The scene cuts to son Govind at his racing stable, stroking the neck of his thoroughbred uber-star Star of Agra. As they spied on me, I spied on them.
Dr Chatterji in his doctor’s office. So in the end we betrayed each other.
The call has to go through department security authorisation and crypt.
Dr Chatterji’s patient, a man in black with his back to the camera turns. Smiles. It’s A. J. Rao. After all, what diplomat is not a spy?
Then she sees the flash of white over the rooftops. Of course. Of course. He’s been keeping her distracted, like a true soapi should. Esha flies to the railing to cry a warning but the machine is tunnelling down the street just under power-line height, wings morphed back, engines throttled up: an aeai traffic monitor drone.
‘Thacker! Thacker!’
One voice in the thousands. And it is not hers that he hears and turns towards. Everyone can hear the footsteps of his own death. Alone in the hurrying street, he sees the drone pile out of the sky. At three hundred kilometres per hour it takes Inspector Thacker of the Department of Artificial Intelligence Registration and Licensing to pieces. The drone, deflected, ricochets into a bus, a car, a truck, a phatphat, strewing plastic shards, gobs of burning fuel and its small intelligence across Sisganj Road. The upper half of Thacker’s body cartwheels through the air to slam into a hot samosa stand.
The jealousy and wrath of djinns.
Esha on her balcony is frozen. Town and Country is frozen. The street is frozen, as if on the tipping point of a precipice. Then it drops into hysteria.
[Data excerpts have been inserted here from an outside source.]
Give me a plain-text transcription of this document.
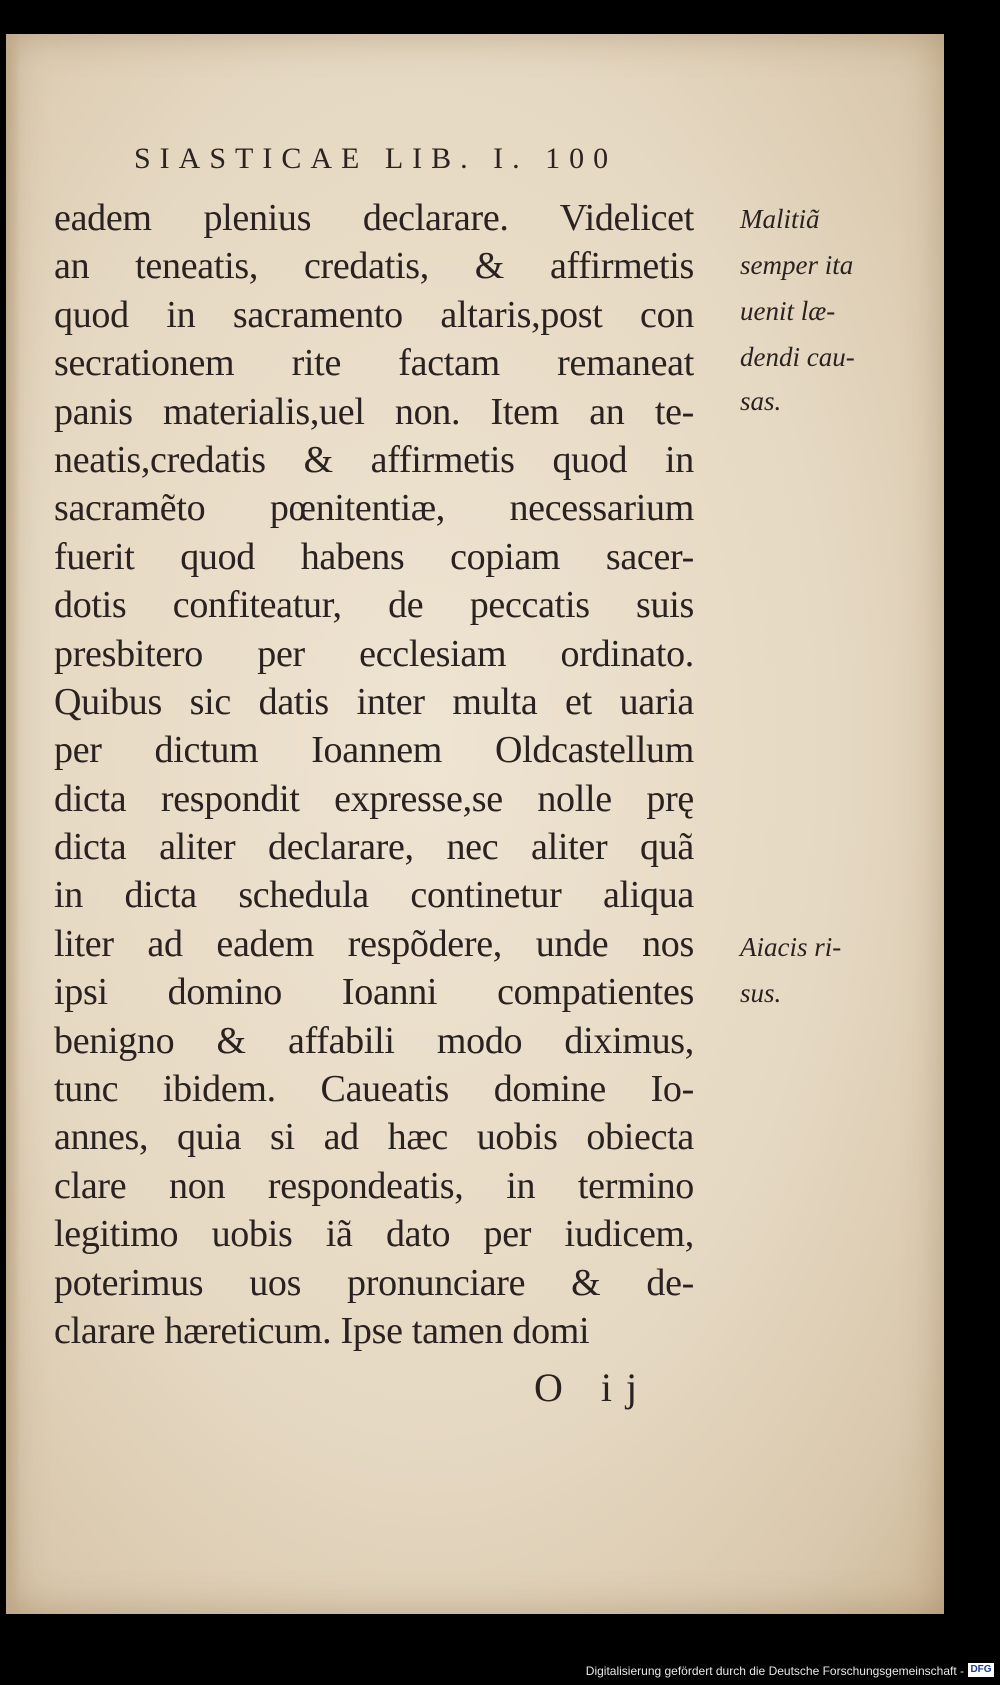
SIASTICAE LIB. I. 100
eadem plenius declarare. Videlicet
an teneatis, credatis, & affirmetis
quod in sacramento altaris,post con
secrationem rite factam remaneat
panis materialis,uel non. Item an te-
neatis,credatis & affirmetis quod in
sacramẽto pœnitentiæ, necessarium
fuerit quod habens copiam sacer-
dotis confiteatur, de peccatis suis
presbitero per ecclesiam ordinato.
Quibus sic datis inter multa et uaria
per dictum Ioannem Oldcastellum
dicta respondit expresse,se nolle prę
dicta aliter declarare, nec aliter quã
in dicta schedula continetur aliqua
liter ad eadem respõdere, unde nos
ipsi domino Ioanni compatientes
benigno & affabili modo diximus,
tunc ibidem. Caueatis domine Io-
annes, quia si ad hæc uobis obiecta
clare non respondeatis, in termino
legitimo uobis iã dato per iudicem,
poterimus uos pronunciare & de-
clarare hæreticum. Ipse tamen domi
Malitiã
semper ita
uenit læ-
dendi cau-
sas.
Aiacis ri-
sus.
O ij
Digitalisierung gefördert durch die Deutsche Forschungsgemeinschaft - DFG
Pedestrians flee; cycle rickshaw drivers dismount and try to run their vehicles away; drivers and passengers abandon cars, taxis, phatphats; scooters try to navigate through the panic; buses and trucks are stalled, hemmed in by people.
And still Esha Rathore is frozen to the balcony rail. Soap. This is all soap. Things like this cannot happen. Not in the Sisganj Road, not in Delhi, not on a Tuesday morning. It’s all computer-generated illusion. It has always been illusion.
Then her palmer calls. She stares at her hand in numb incomprehension. The department. There is something she should do. Yes. She lifts it in a mudra – a dancer’s gesture – to take the call. In the same instant, as if summoned, the sky fills with gods. They are vast as clouds, towering up behind the apartment blocks of Sisganj Road like thunderstorms; Ganesh on his rat vahana with his broken tusk and pen, no benignity in his face; Siva, rising high over all, dancing in his revolving wheel of flames, foot raised in the instant before destruction, Hanuman with his mace and mountain fluttering between the tower blocks: Kali, skull-jewelled, red tongue dripping venom, scimitars raised, bestrides Sisganj Road, feet planted on the rooftops.